In Baghdad, protesters have taken to the street to paint their frustrations on the bullet-scarred walls in and around Tahrir Square. The city’s Saadoun Tunnel, which leads to Tahrir Square, has been transformed into a revolutionary art gallery. More specifically, several of these street murals and graffitied poems are being used to honor the revolution’s unofficial heroes: Women, youths, martyrs, and tuk-tuk drivers.
Iraq’s tuk-tuk drivers are idolized in several artworks due to their valuable contribution to the revolution, as unofficial ambulances and mortuary vans. In one of the murals, a tuk-tuk driver is seen wearing a Superman cape as he enters his vehicle, with the words above reading: “Ambulance of liberation.” Another depicts an ashy silhouette of a tuk-tuk being driven through a cloud of fiery grey smoke while carrying a protester on the back seat. The writing states: “Our tuk-tuks are among the flames, our tuk-tuks carry us, they are worth more than America and all of Iran.”
As a form of expression, art has the ability to shape or reinforce the way we experience events and remember them. Through creative expression, Iraqis are taking charge of their own narrative and history, both of which had been captured by sectarian violence, political decay and foreign interference for nearly two decades.
The artwork in the tunnel also conveys messages of hope and defiance against the foreign powers that are believed to have exacerbated and even induced Iraq’s economic and political decay. One particularly colorful and powerfully symbolic mural personifies these foreign powers — namely Israel, Iran and the US — as an imposing monster, holding a weapon that is being pointed at rows of protesters. Iraq’s revolutionary creatives are echoing and visualizing the cries of the streets through their work. They are demanding their country be reclaimed from the irons of the regime and its various, often conflicting, foreign sponsors.
Art has long played a role in contemporary political activism, and the use of creative dissent in Lebanon and Iraq is another such instance, whereby protesters are using a ubiquitously powerful language to articulate their demands and visions. These revolutionary creatives use a combination of themes, cultural iconography and modern artistic styles to honor their reawakened sense of freedom, self-expression and collective identity. Where neither violence nor verbal discussions can satisfy one’s expressive needs during times of sociopolitical upheaval, art steps in as the most effective way to communicate.
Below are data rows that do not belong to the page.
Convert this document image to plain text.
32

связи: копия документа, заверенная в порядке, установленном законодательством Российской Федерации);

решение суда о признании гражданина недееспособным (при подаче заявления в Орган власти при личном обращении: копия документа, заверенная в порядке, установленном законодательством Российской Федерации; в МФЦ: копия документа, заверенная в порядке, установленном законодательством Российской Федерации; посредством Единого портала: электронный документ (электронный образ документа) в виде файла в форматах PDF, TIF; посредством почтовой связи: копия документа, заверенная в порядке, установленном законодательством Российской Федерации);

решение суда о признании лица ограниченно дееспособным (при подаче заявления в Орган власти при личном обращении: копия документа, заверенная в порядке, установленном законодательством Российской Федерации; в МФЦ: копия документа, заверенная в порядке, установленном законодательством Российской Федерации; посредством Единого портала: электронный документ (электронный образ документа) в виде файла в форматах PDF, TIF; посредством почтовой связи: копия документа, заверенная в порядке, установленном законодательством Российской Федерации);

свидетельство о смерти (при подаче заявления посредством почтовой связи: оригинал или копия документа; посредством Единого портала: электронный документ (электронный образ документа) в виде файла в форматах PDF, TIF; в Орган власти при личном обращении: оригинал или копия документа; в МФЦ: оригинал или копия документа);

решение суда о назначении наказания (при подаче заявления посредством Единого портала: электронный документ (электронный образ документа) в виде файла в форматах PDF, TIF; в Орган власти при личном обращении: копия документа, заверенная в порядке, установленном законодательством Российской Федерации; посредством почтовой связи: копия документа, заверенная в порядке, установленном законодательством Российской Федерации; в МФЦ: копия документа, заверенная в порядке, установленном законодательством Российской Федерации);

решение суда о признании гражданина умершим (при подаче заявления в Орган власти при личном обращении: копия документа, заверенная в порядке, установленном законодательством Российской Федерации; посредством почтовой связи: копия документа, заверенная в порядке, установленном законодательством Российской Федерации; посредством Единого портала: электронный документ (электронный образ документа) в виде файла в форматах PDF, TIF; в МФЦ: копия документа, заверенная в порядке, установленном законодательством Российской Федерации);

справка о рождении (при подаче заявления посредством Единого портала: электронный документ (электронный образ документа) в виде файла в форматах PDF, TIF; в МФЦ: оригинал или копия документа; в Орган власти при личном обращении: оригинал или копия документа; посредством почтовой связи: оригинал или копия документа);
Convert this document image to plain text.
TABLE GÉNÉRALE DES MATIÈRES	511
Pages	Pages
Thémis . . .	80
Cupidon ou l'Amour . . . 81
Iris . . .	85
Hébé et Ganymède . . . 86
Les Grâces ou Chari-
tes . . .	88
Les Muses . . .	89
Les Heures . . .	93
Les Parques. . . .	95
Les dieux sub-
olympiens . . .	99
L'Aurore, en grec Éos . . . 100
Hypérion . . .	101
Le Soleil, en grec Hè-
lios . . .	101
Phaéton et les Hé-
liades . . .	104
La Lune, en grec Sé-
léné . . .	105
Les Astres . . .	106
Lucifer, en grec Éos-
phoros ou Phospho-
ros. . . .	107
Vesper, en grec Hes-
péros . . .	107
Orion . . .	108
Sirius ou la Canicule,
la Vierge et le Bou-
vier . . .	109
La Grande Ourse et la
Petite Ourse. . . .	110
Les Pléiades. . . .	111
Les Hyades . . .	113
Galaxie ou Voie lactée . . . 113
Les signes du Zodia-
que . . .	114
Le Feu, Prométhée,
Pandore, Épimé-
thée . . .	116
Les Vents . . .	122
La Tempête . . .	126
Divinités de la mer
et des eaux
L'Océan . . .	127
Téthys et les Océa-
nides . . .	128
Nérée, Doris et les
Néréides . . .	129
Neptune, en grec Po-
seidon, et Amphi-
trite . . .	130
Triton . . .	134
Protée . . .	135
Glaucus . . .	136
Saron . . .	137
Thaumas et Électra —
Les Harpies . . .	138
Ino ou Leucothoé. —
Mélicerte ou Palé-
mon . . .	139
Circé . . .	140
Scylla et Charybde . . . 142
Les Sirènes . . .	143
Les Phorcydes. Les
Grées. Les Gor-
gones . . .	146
Creative dissent is intimate yet widely communicable, it carries loud political messages yet remains the quietest form of protest, and it is both direct yet adaptable and abstract in form. By making art that engages in critical discussions about politics, religion, culture, nationalism and identity, Lebanese and Iraqi revolutionary creatives are questioning the state’s cultural policy while conceptualizing ways in which they can use their reawakened cultural conscience to transform society for the better.
• Lama Aljarallah is a Beirut-based researcher who focuses on the MENA region’s political economy and social movements. She has contributed to research for institutes such as Georgetown University’s Berkley Center for Religion, Peace, and World Affairs, the World Bank, the Middle East Institute, and the Carnegie Middle East Center.